Because the German government implemented mandatory COVID-19 vaccination for health care professionals from March 16, 2022—a measure that sparked widespread controversy—the researchers also investigated whether participants working in the health care sector responded differently to the intervention than the other participants. They found that the health care professionals in the sample were nearly twice as likely to show positive change in benefit-to-harm assessment after the intervention.
However, they were only half as likely to show positive change in vaccination intention. This finding suggests that mandatory vaccination can lead to positions becoming entrenched, with negative implications for the willingness to get vaccinated. The study’s authors instead advocate for further investment in innovative, evidence-based risk communication concepts.

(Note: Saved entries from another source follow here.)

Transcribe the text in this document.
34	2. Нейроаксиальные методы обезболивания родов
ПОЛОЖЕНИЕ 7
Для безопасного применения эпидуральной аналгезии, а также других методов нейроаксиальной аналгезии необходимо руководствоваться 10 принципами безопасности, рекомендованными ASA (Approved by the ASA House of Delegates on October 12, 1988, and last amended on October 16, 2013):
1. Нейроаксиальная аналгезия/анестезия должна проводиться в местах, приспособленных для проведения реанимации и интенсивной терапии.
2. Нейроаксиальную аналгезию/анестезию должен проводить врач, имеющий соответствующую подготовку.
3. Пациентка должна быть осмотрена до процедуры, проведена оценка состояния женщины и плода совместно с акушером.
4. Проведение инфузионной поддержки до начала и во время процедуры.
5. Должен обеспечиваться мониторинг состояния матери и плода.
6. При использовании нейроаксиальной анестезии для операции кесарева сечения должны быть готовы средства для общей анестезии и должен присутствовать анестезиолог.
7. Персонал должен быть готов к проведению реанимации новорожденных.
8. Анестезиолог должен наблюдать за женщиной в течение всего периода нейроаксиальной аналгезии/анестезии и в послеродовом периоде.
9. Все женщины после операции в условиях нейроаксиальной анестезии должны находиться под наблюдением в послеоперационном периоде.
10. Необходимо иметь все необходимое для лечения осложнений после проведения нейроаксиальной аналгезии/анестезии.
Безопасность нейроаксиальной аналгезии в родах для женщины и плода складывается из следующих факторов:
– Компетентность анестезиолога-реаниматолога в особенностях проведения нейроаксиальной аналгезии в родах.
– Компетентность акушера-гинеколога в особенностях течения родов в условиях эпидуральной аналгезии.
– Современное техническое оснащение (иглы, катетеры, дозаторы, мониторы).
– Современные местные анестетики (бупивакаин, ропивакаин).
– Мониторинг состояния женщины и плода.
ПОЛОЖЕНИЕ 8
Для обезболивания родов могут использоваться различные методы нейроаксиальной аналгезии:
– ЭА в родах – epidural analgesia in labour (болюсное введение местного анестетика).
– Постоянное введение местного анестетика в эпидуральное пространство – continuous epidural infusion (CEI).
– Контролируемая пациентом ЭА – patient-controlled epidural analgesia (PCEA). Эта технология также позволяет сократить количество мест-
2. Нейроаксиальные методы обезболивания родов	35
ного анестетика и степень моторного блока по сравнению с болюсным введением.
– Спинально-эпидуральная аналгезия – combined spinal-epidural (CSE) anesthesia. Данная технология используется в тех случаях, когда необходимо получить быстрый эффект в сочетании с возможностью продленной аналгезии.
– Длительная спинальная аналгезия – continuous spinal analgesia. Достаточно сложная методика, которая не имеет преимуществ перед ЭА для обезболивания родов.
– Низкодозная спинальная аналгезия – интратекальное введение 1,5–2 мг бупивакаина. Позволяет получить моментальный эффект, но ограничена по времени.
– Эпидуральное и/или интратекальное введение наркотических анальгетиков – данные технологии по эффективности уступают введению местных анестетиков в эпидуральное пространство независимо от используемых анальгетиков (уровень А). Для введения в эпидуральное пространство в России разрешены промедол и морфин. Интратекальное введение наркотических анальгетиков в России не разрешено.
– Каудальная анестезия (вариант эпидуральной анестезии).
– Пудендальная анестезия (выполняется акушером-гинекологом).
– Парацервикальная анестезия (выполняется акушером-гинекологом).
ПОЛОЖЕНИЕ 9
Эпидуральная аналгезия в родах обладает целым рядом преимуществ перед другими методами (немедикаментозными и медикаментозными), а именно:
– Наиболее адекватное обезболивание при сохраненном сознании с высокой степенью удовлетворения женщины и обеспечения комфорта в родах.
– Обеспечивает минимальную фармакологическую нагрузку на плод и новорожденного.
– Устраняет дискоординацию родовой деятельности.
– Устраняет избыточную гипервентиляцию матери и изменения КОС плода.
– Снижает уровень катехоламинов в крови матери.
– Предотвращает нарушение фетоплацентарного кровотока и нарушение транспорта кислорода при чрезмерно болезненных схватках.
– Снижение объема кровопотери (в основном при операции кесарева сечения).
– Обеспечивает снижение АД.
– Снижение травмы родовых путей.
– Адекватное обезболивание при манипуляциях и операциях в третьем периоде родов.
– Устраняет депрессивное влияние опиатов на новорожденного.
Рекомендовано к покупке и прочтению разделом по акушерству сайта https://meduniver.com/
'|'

“Interactive simulations of risk information imitate the way people naturally learn about risk information—namely, by experiencing a sequence of events over time. This new form of risk communication seems to be more effective in prompting people to change their behavior than traditional text-based communication formats. In behavioral science, interventions of this kind are known as ‘boosts,’ because they boost people’s decision-making competence,” says co-author Ralph Hertwig, Director of the Center for Adaptive Rationality at the Max Planck Institute for Human Development.
In future pandemics, and in the domain of vaccine communication more broadly, interactive formats can be an important new tool for health authorities seeking to overcome vaccine hesitancy and build public trust.